I know it’s unrealistic to suggest an hour’s meeting could convince the minister to divert $4.8 million away from a program that will be up and running with lots of material to wave in the air before the next call to the polls. Plus, what would $4.8 million buy? A few school renovations, at best.
Right now, there are approximately 180 schools in the province that offer kindergarten. Of those, 80-85 would require major renovations to make space for full-day K. Gander, for example, is blocked. Paradise would need an entirely new school. Well, we all know Paradise needs more than a school to cope with the population overload, but that’s a discussion for another column.
Even if funding were to come through for full-day kindergarten, according to the Department of Education no curriculum exists, so no pilot project could be carried out, let alone full implementation. It’s not a matter of simply borrowing a curriculum from another province.
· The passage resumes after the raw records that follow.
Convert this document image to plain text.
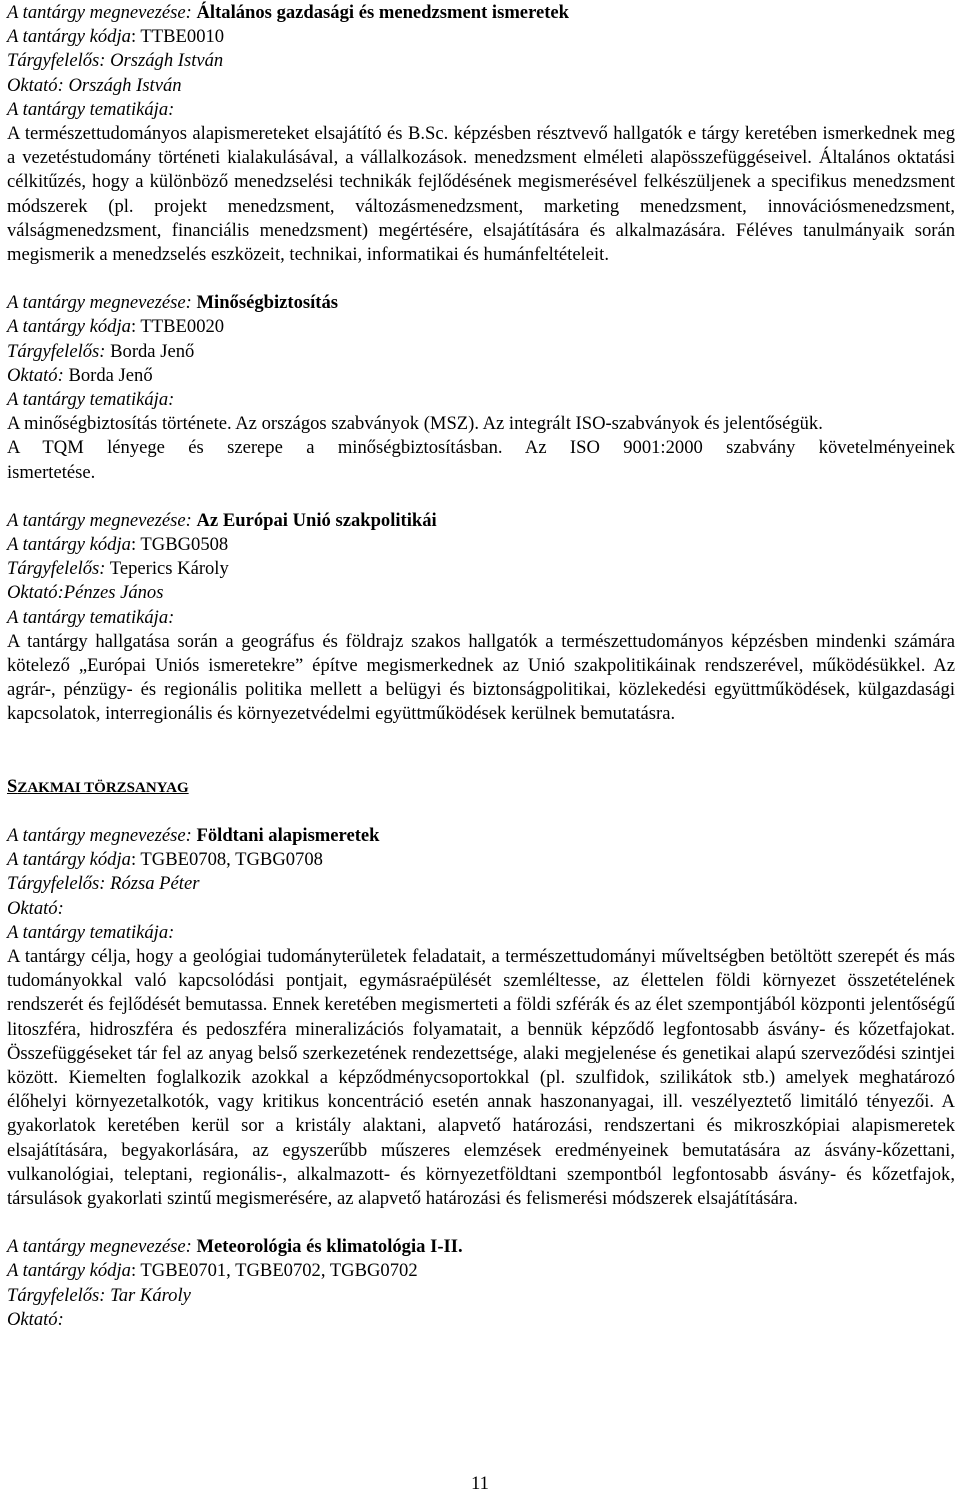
A tantárgy megnevezése: Általános gazdasági és menedzsment ismeretek
A tantárgy kódja: TTBE0010
Tárgyfelelős: Országh István
Oktató: Országh István
A tantárgy tematikája:
A természettudományos alapismereteket elsajátító és B.Sc. képzésben résztvevő hallgatók e tárgy keretében ismerkednek meg a vezetéstudomány történeti kialakulásával, a vállalkozások. menedzsment elméleti alapösszefüggéseivel. Általános oktatási célkitűzés, hogy a különböző menedzselési technikák fejlődésének megismerésével felkészüljenek a specifikus menedzsment módszerek (pl. projekt menedzsment, változásmenedzsment, marketing menedzsment, innovációsmenedzsment, válságmenedzsment, financiális menedzsment) megértésére, elsajátítására és alkalmazására. Féléves tanulmányaik során megismerik a menedzselés eszközeit, technikai, informatikai és humánfeltételeit.
A tantárgy megnevezése: Minőségbiztosítás
A tantárgy kódja: TTBE0020
Tárgyfelelős: Borda Jenő
Oktató: Borda Jenő
A tantárgy tematikája:
A minőségbiztosítás története. Az országos szabványok (MSZ). Az integrált ISO-szabványok és jelentőségük.
A TQM lényege és szerepe a minőségbiztosításban. Az ISO 9001:2000 szabvány követelményeinek
ismertetése.
A tantárgy megnevezése: Az Európai Unió szakpolitikái
A tantárgy kódja: TGBG0508
Tárgyfelelős: Teperics Károly
Oktató:Pénzes János
A tantárgy tematikája:
A tantárgy hallgatása során a geográfus és földrajz szakos hallgatók a természettudományos képzésben mindenki számára kötelező „Európai Uniós ismeretekre” építve megismerkednek az Unió szakpolitikáinak rendszerével, működésükkel. Az agrár-, pénzügy- és regionális politika mellett a belügyi és biztonságpolitikai, közlekedési együttműködések, külgazdasági kapcsolatok, interregionális és környezetvédelmi együttműködések kerülnek bemutatásra.
SZAKMAI TÖRZSANYAG
A tantárgy megnevezése: Földtani alapismeretek
A tantárgy kódja: TGBE0708, TGBG0708
Tárgyfelelős: Rózsa Péter
Oktató:
A tantárgy tematikája:
A tantárgy célja, hogy a geológiai tudományterületek feladatait, a természettudományi műveltségben betöltött szerepét és más tudományokkal való kapcsolódási pontjait, egymásraépülését szemléltesse, az élettelen földi környezet összetételének rendszerét és fejlődését bemutassa. Ennek keretében megismerteti a földi szférák és az élet szempontjából központi jelentőségű litoszféra, hidroszféra és pedoszféra mineralizációs folyamatait, a bennük képződő legfontosabb ásvány- és kőzetfajokat. Összefüggéseket tár fel az anyag belső szerkezetének rendezettsége, alaki megjelenése és genetikai alapú szerveződési szintjei között. Kiemelten foglalkozik azokkal a képződménycsoportokkal (pl. szulfidok, szilikátok stb.) amelyek meghatározó élőhelyi környezetalkotók, vagy kritikus koncentráció esetén annak haszonanyagai, ill. veszélyeztető limitáló tényezői. A gyakorlatok keretében kerül sor a kristály alaktani, alapvető határozási, rendszertani és mikroszkópiai alapismeretek elsajátítására, begyakorlására, az egyszerűbb műszeres elemzések eredményeinek bemutatására az ásvány-kőzettani, vulkanológiai, teleptani, regionális-, alkalmazott- és környezetföldtani szempontból legfontosabb ásvány- és kőzetfajok, társulások gyakorlati szintű megismerésére, az alapvető határozási és felismerési módszerek elsajátítására.
A tantárgy megnevezése: Meteorológia és klimatológia I-II.
A tantárgy kódja: TGBE0701, TGBE0702, TGBG0702
Tárgyfelelős: Tar Károly
Oktató:
11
But that’s my point. If Dr. No wants to stick around for a second term, we need to convince her that full-day kindergarten is an issue that is not going to go away.
We need to convince Mr. Money to allocate funding to assess the schools, make the infrastructure work, develop the curriculum, work out the collective bargaining issues and recruit and train the teachers.
That, combined with Charlene Johnson’s department increasing the number of daycare spots and the salary of daycare workers are the only things that will elevate the status of Newfoundland and Labrador on the nationwide comparison of early childhood education called The Early Years, where this province finished dead last.
“I would hope that the next assessment done in this province, even if there’s no full-day kindergarten, would show that … this government has made good decisions in supporting our children and you’d see a different result,” Jackman said before we wrapped up our meeting.
I’m not so sure that Newfoundland and Labrador will greatly improve its rating compared to the other provinces without even an attempt to introduce full-day K.
If I were education minister, I would fight tooth and nail to get funding for development of the full-day K pilot project and curriculum.
But like I said, that’s my dream, not his.